Here is an easy to reproduce example:
### Define local output path (here i use ~/Downloads as a tmp dir) outputPath <- '~/Downloads/' ### Make example data aaExample <- 'MAAWRAAGLNYINYSNIAARLLRKALKPELRAQAVRRDDSHIKFTKWQNGKPEKAITE' aaExample <- AAStringSet(aaExample) names(aaExample) <- 'test' ### Write it to fasta file writeXStringSet( aaExample, filepath = paste0(outputPath, '/aa.fasta') ) ### Verify fasta file rawInput <- readLines(paste0(outputPath, '/aa.fasta')) nchar(rawInput[]) == nchar(aaExample)

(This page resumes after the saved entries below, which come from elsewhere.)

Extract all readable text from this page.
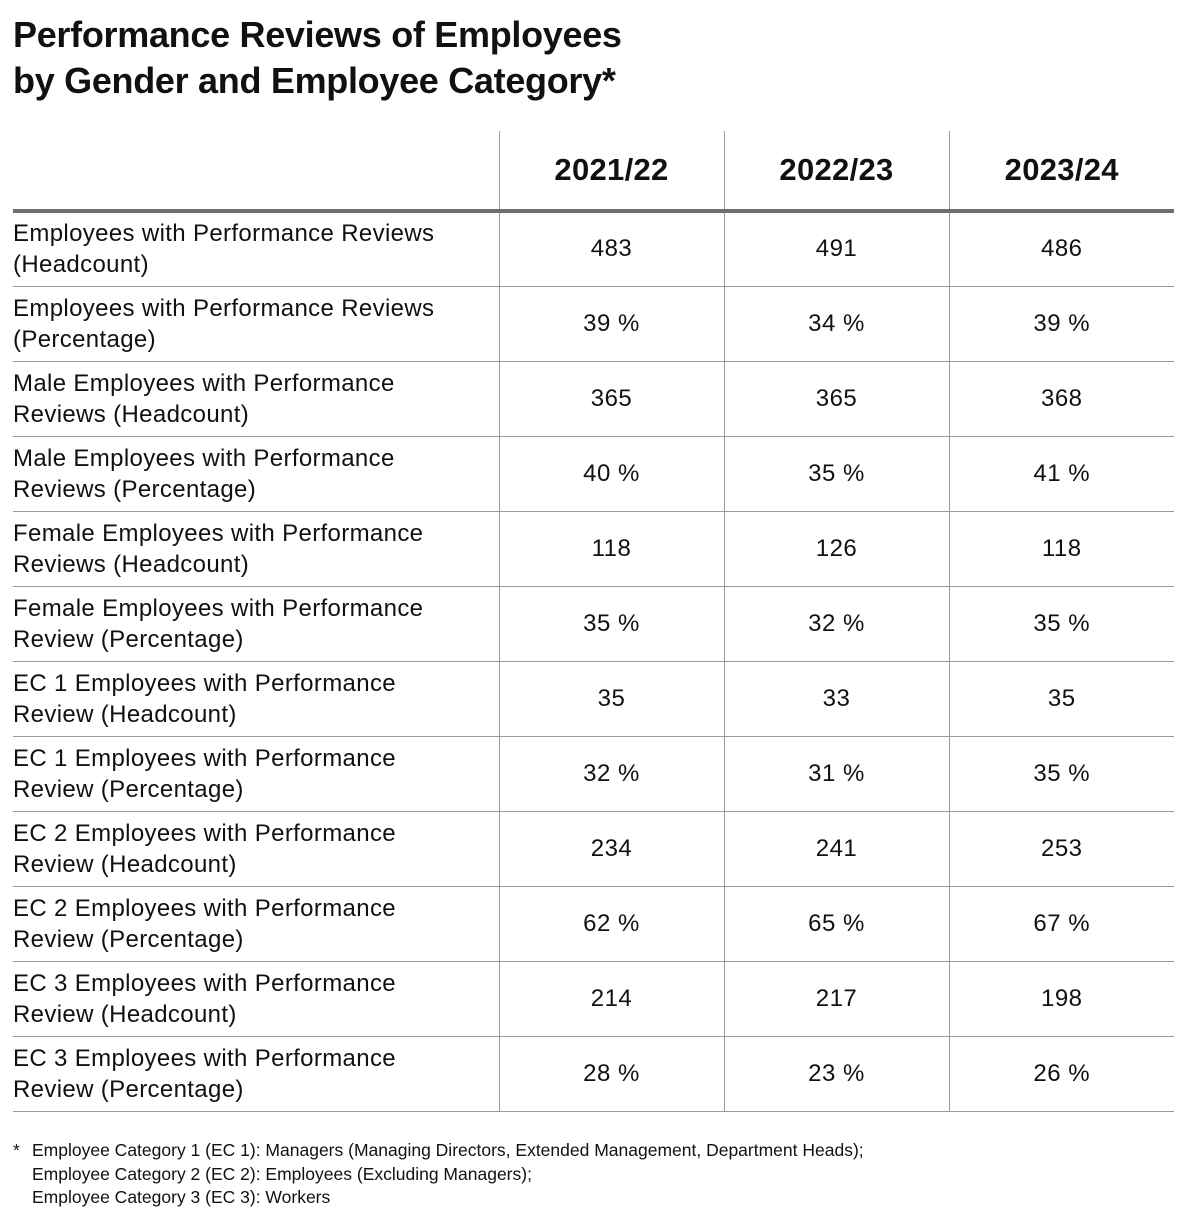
Performance Reviews of Employees
by Gender and Employee Category*
	2021/22	2022/23	2023/24
Employees with Performance Reviews
(Headcount)	483	491	486
Employees with Performance Reviews
(Percentage)	39 %	34 %	39 %
Male Employees with Performance
Reviews (Headcount)	365	365	368
Male Employees with Performance
Reviews (Percentage)	40 %	35 %	41 %
Female Employees with Performance
Reviews (Headcount)	118	126	118
Female Employees with Performance
Review (Percentage)	35 %	32 %	35 %
EC 1 Employees with Performance
Review (Headcount)	35	33	35
EC 1 Employees with Performance
Review (Percentage)	32 %	31 %	35 %
EC 2 Employees with Performance
Review (Headcount)	234	241	253
EC 2 Employees with Performance
Review (Percentage)	62 %	65 %	67 %
EC 3 Employees with Performance
Review (Headcount)	214	217	198
EC 3 Employees with Performance
Review (Percentage)	28 %	23 %	26 %
* Employee Category 1 (EC 1): Managers (Managing Directors, Extended Management, Department Heads);
Employee Category 2 (EC 2): Employees (Excluding Managers);
Employee Category 3 (EC 3): Workers
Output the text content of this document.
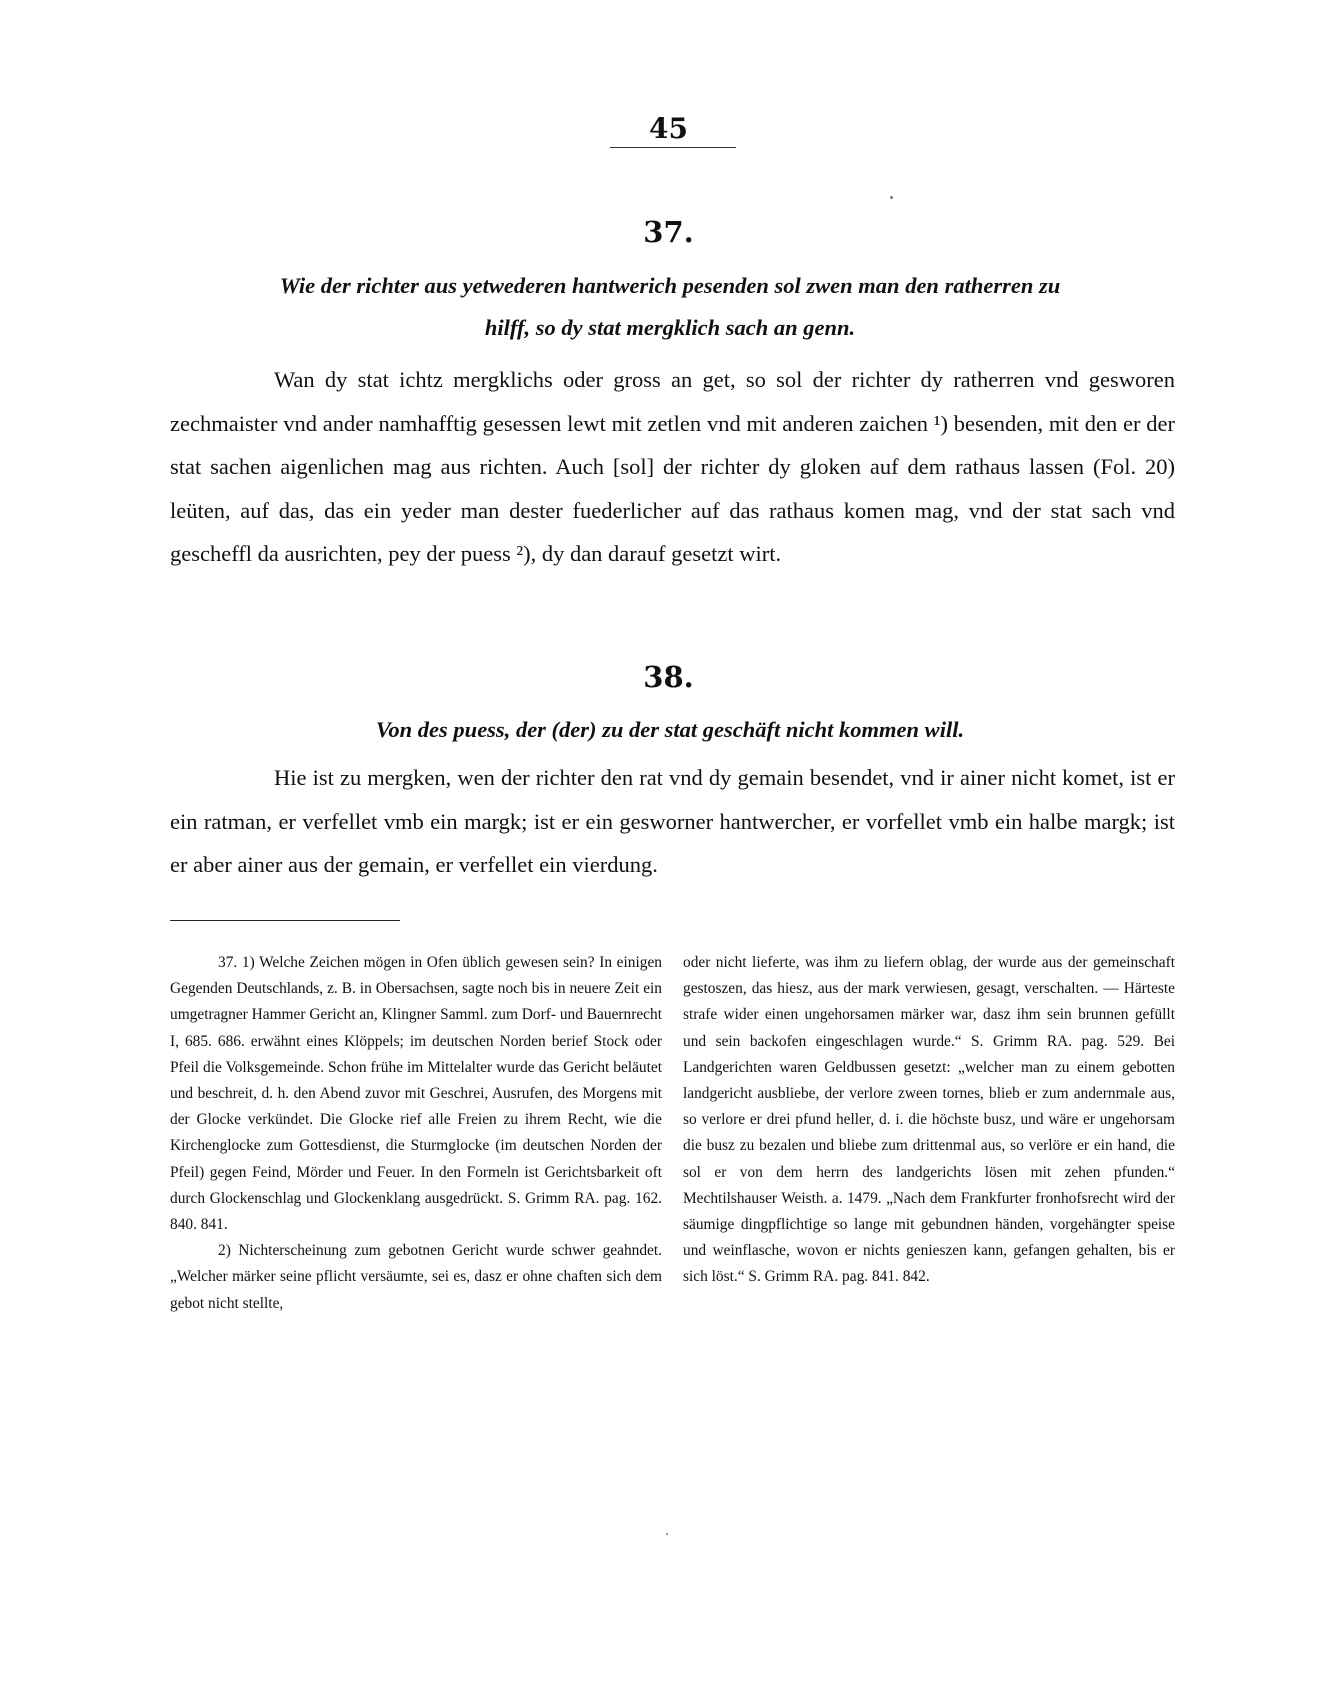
45
37.
Wie der richter aus yetwederen hantwerich pesenden sol zwen man den ratherren zu
hilff, so dy stat mergklich sach an genn.

Wan dy stat ichtz mergklichs oder gross an get, so sol der richter dy ratherren vnd gesworen zechmaister vnd ander namhafftig gesessen lewt mit zetlen vnd mit anderen zaichen ¹) besenden, mit den er der stat sachen aigenlichen mag aus richten. Auch [sol] der richter dy gloken auf dem rathaus lassen (Fol. 20) leüten, auf das, das ein yeder man dester fuederlicher auf das rathaus komen mag, vnd der stat sach vnd gescheffl da ausrichten, pey der puess ²), dy dan darauf gesetzt wirt.

38.
Von des puess, der (der) zu der stat geschäft nicht kommen will.

Hie ist zu mergken, wen der richter den rat vnd dy gemain besendet, vnd ir ainer nicht komet, ist er ein ratman, er verfellet vmb ein margk; ist er ein gesworner hantwercher, er vorfellet vmb ein halbe margk; ist er aber ainer aus der gemain, er verfellet ein vierdung.

37. 1) Welche Zeichen mögen in Ofen üblich gewesen sein? In einigen Gegenden Deutschlands, z. B. in Obersachsen, sagte noch bis in neuere Zeit ein umgetragner Hammer Gericht an, Klingner Samml. zum Dorf- und Bauernrecht I, 685. 686. erwähnt eines Klöppels; im deutschen Norden berief Stock oder Pfeil die Volksgemeinde. Schon frühe im Mittelalter wurde das Gericht beläutet und beschreit, d. h. den Abend zuvor mit Geschrei, Ausrufen, des Morgens mit der Glocke verkündet. Die Glocke rief alle Freien zu ihrem Recht, wie die Kirchenglocke zum Gottesdienst, die Sturmglocke (im deutschen Norden der Pfeil) gegen Feind, Mörder und Feuer. In den Formeln ist Gerichtsbarkeit oft durch Glockenschlag und Glockenklang ausgedrückt. S. Grimm RA. pag. 162. 840. 841.

2) Nichterscheinung zum gebotnen Gericht wurde schwer geahndet. „Welcher märker seine pflicht versäumte, sei es, dasz er ohne chaften sich dem gebot nicht stellte,

oder nicht lieferte, was ihm zu liefern oblag, der wurde aus der gemeinschaft gestoszen, das hiesz, aus der mark verwiesen, gesagt, verschalten. — Härteste strafe wider einen ungehorsamen märker war, dasz ihm sein brunnen gefüllt und sein backofen eingeschlagen wurde.“ S. Grimm RA. pag. 529. Bei Landgerichten waren Geldbussen gesetzt: „welcher man zu einem gebotten landgericht ausbliebe, der verlore zween tornes, blieb er zum andernmale aus, so verlore er drei pfund heller, d. i. die höchste busz, und wäre er ungehorsam die busz zu bezalen und bliebe zum drittenmal aus, so verlöre er ein hand, die sol er von dem herrn des landgerichts lösen mit zehen pfunden.“ Mechtilshauser Weisth. a. 1479. „Nach dem Frankfurter fronhofsrecht wird der säumige dingpflichtige so lange mit gebundnen händen, vorgehängter speise und weinflasche, wovon er nichts genieszen kann, gefangen gehalten, bis er sich löst.“ S. Grimm RA. pag. 841. 842.
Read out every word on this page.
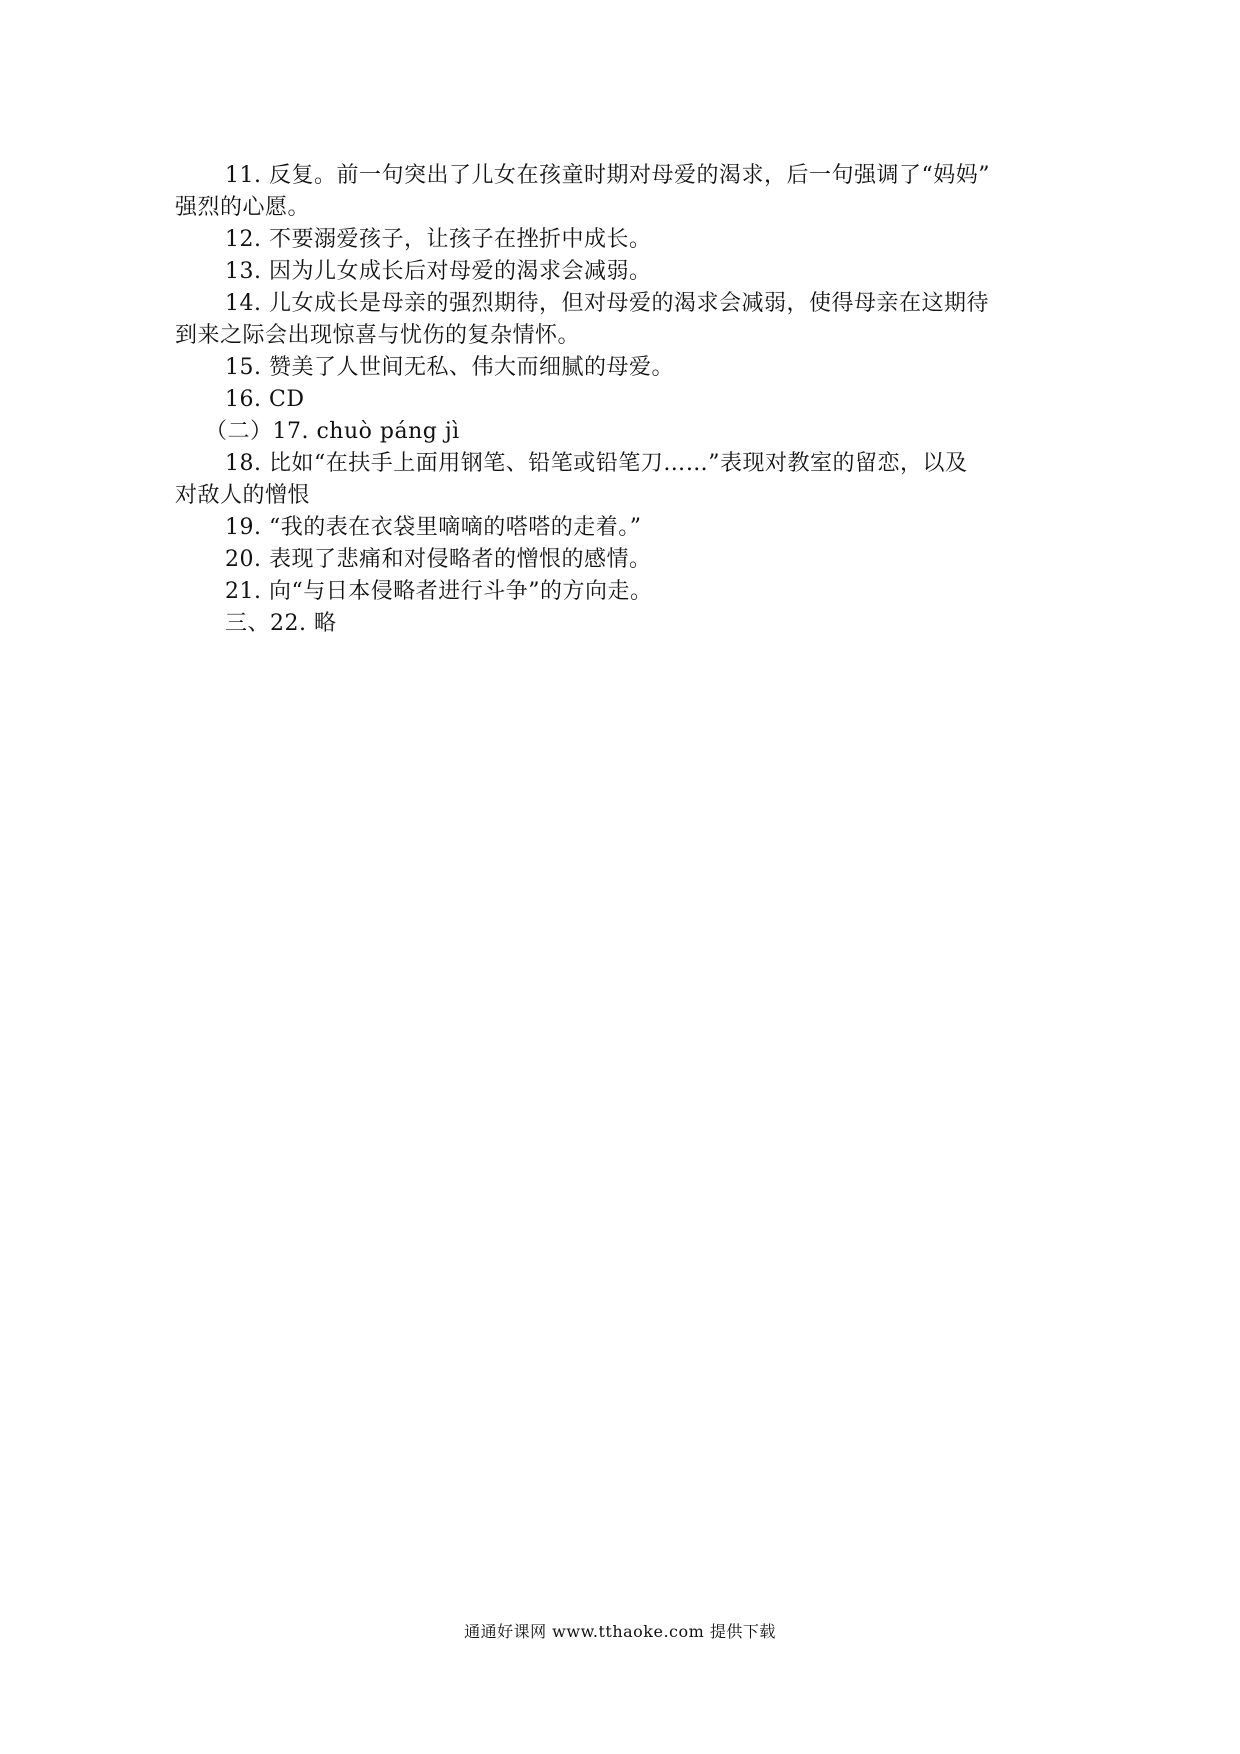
11. 反复。前一句突出了儿女在孩童时期对母爱的渴求，后一句强调了“妈妈”
强烈的心愿。
12. 不要溺爱孩子，让孩子在挫折中成长。
13. 因为儿女成长后对母爱的渴求会减弱。
14. 儿女成长是母亲的强烈期待，但对母爱的渴求会减弱，使得母亲在这期待
到来之际会出现惊喜与忧伤的复杂情怀。
15. 赞美了人世间无私、伟大而细腻的母爱。
16. CD
（二）17. chuò páng jì
18. 比如“在扶手上面用钢笔、铅笔或铅笔刀……”表现对教室的留恋，以及
对敌人的憎恨
19. “我的表在衣袋里嘀嘀的嗒嗒的走着。”
20. 表现了悲痛和对侵略者的憎恨的感情。
21. 向“与日本侵略者进行斗争”的方向走。
三、22. 略
通通好课网 www.tthaoke.com 提供下载
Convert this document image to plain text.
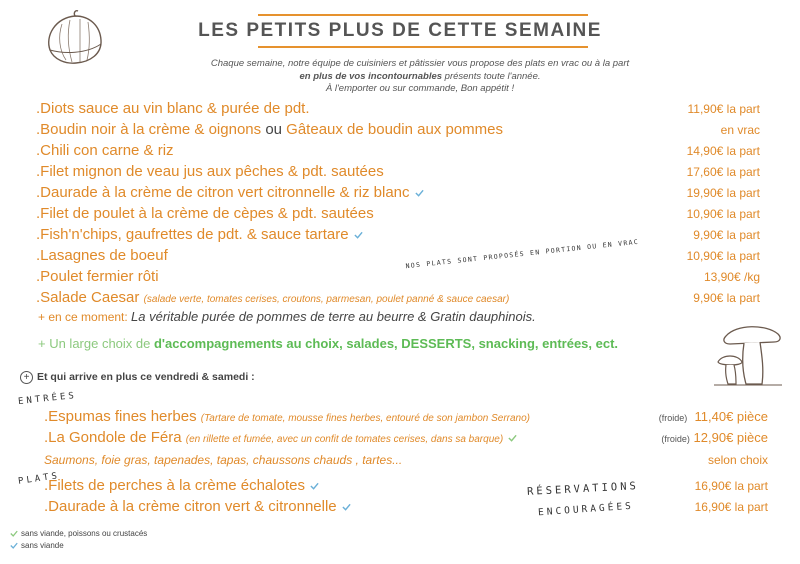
LES PETITS PLUS DE CETTE SEMAINE
Chaque semaine, notre équipe de cuisiniers et pâtissier vous propose des plats en vrac ou à la part
en plus de vos incontournables présents toute l'année.
À l'emporter ou sur commande, Bon appétit !
.Diots sauce au vin blanc & purée de pdt.	11,90€ la part
.Boudin noir à la crème & oignons ou Gâteaux de boudin aux pommes	en vrac
.Chili con carne & riz	14,90€ la part
.Filet mignon de veau jus aux pêches & pdt. sautées	17,60€ la part
.Daurade à la crème de citron vert citronnelle & riz blanc	19,90€ la part
.Filet de poulet à la crème de cèpes & pdt. sautées	10,90€ la part
.Fish'n'chips, gaufrettes de pdt. & sauce tartare	9,90€ la part
.Lasagnes de boeuf	10,90€ la part
.Poulet fermier rôti	13,90€ /kg
.Salade Caesar (salade verte, tomates cerises, croutons, parmesan, poulet panné & sauce caesar)	9,90€ la part
NOS PLATS SONT PROPOSÉS EN PORTION OU EN VRAC
+ en ce moment: La véritable purée de pommes de terre au beurre & Gratin dauphinois.
+ Un large choix de d'accompagnements au choix, salades, DESSERTS, snacking, entrées, ect.
+ Et qui arrive en plus ce vendredi & samedi :
ENTRÉES
.Espumas fines herbes (Tartare de tomate, mousse fines herbes, entouré de son jambon Serrano)	(froide) 11,40€ pièce
.La Gondole de Féra (en rillette et fumée, avec un confit de tomates cerises, dans sa barque)	(froide) 12,90€ pièce
Saumons, foie gras, tapenades, tapas, chaussons chauds , tartes...	selon choix
PLATS
.Filets de perches à la crème échalotes	16,90€ la part
.Daurade à la crème citron vert & citronnelle	16,90€ la part
RÉSERVATIONS
ENCOURAGÉES
sans viande, poissons ou crustacés
sans viande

Which is TRUE whereby we verified the produced fasta file is correct. Now let's import it with rtracklayer
imporAA <- rtracklayer::import(paste0(outputPath, '/aa.fasta')) width(imporAA)
The resulting with is 41 and the import throws the following warning:
Warning message: In .Call2("fasta_index", filexp_list, nrec, skip, seek.first.rec, : reading FASTA file ~/Downloads//aa.fasta: ignored 17 invalid one-letter sequence codes
Hope this can be fixed as it would make it much easier to work with AA sequences.